Humanisme dalam Sebuah Film

Sebelumnya, saya ingin meminta maaf. Saya jarang sekali menuliskan hal-hal yang tidak saya mengerti benar seluk-beluknya. Kali ini izinkan saya, dengan segala kebodohan saya, bicara tentang film. Menonton film berawal dari kesukaan membaca. Jika pikiran cukup terbuka untuk menjiwai sebuah buku, maka menonton film adalah kesempatan untuk otak ini berorgasme terus-menerus, dengan catatan: filmnya bagus.

Pendapat awam mengenai bagus tidaknya sebuah film di zaman norak media sosial ini dapat menimbulkan kericuhan yang sama dengan isu bangkitnya PKI. Membicarakan selera memang...sulit. Sejak membaca buku IPS di bangku SD, kita dapat menemukan pernyataan bahwa kebutuhan akan seni dan keindahan adalah yang terakhir dicari setelah tiga tingkatan kebutuhan sebelumnya terpenuhi. Tetapi zaman sudah menjadi relatif, bukan? Kemampuan mengapresiasi dan menilai film tidak lagi relevan dengan tingkat pendidikan dan ketebalan hartanya.

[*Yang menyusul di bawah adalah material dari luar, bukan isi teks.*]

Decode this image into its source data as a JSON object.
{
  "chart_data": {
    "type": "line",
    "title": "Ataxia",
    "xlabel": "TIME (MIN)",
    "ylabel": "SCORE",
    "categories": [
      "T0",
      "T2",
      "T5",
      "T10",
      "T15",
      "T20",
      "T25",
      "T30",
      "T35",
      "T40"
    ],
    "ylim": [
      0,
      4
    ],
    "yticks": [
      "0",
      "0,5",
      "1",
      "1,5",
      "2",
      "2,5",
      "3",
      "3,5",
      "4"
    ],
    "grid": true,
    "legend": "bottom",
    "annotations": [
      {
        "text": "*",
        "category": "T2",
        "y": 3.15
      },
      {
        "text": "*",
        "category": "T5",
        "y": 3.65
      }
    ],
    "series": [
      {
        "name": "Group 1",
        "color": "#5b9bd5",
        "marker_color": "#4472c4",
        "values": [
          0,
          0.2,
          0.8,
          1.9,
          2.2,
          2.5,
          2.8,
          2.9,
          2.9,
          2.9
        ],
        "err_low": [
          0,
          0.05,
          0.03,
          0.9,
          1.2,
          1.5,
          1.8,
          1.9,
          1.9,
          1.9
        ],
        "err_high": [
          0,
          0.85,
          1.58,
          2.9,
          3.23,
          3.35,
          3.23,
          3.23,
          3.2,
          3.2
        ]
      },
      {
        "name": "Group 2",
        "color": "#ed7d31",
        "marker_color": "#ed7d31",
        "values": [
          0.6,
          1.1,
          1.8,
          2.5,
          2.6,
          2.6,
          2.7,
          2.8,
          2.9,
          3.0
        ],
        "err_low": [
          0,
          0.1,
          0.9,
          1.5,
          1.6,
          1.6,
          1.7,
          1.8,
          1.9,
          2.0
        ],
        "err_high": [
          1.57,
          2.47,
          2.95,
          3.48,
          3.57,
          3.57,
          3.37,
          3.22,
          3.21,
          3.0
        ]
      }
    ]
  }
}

Saya yakin bahwa masyarakat sebenarnya sudah lama merasa sedih atas mayoritas kualitas tontonan yang dapat diakses oleh khayalak umum. Saya pun yakin bahwa mereka yang bekerja di dunia perfilman merasa sama sedih dan selalu berusaha memberikan pilihan dengan kualitas lebih baik. Mari kita lupakan dulu soal teknologi-teknologi pembuatan film yang ditawarkan oleh film blockbuster Hollywood. Mari kita bicara mengenai MAKNA. 

Sebelum saya cukup besar untuk bisa pergi sendiri ke bioskop, saya sudah heran mengapa anak-anak seumuran saya malas sekali mencoba membaca bacaan 'berat'. Saya juga heran dengan kriteria 'berat' ini. Buku biografi dibilang 'berat'. Buku sejarah dibilang 'berat'. Buku sastra dibilang 'berat'. Kalau bacaan 'ringan' hanyalah yang dapat membuat baper dan tertawa-tawa atas humor remeh, lantas untuk apa membaca? Mengobrol sajalah di warung kopi. Selain menghibur hati, kita juga bisa mendapat teman baru.

Mereka juga cenderung menyamakan porsi buku keilmuan dengan buku-buku yang disebut sebelumnya di atas. Jadi bila otak kita sudah cukup pusing membaca buku saintek dan ekonomi, rasa-rasanya kita sudah cukup pintarlah untuk dinilai oleh khalayak. Tak perlu lagi repot-repot memahami makna di balik Tetralogi Pulau Buru dan sejarah dunia. Tak perlu repot-repot menerka apa maksud Joko Pinurbo di balik puisi-puisinya. Akibatnya, mereka tumbuh menjadi manusia berhati batu. Mereka tidak dapat memahami makna kiasan. Mereka tidak dapat tersentuh oleh hal-hal yang tidak tampak di mata.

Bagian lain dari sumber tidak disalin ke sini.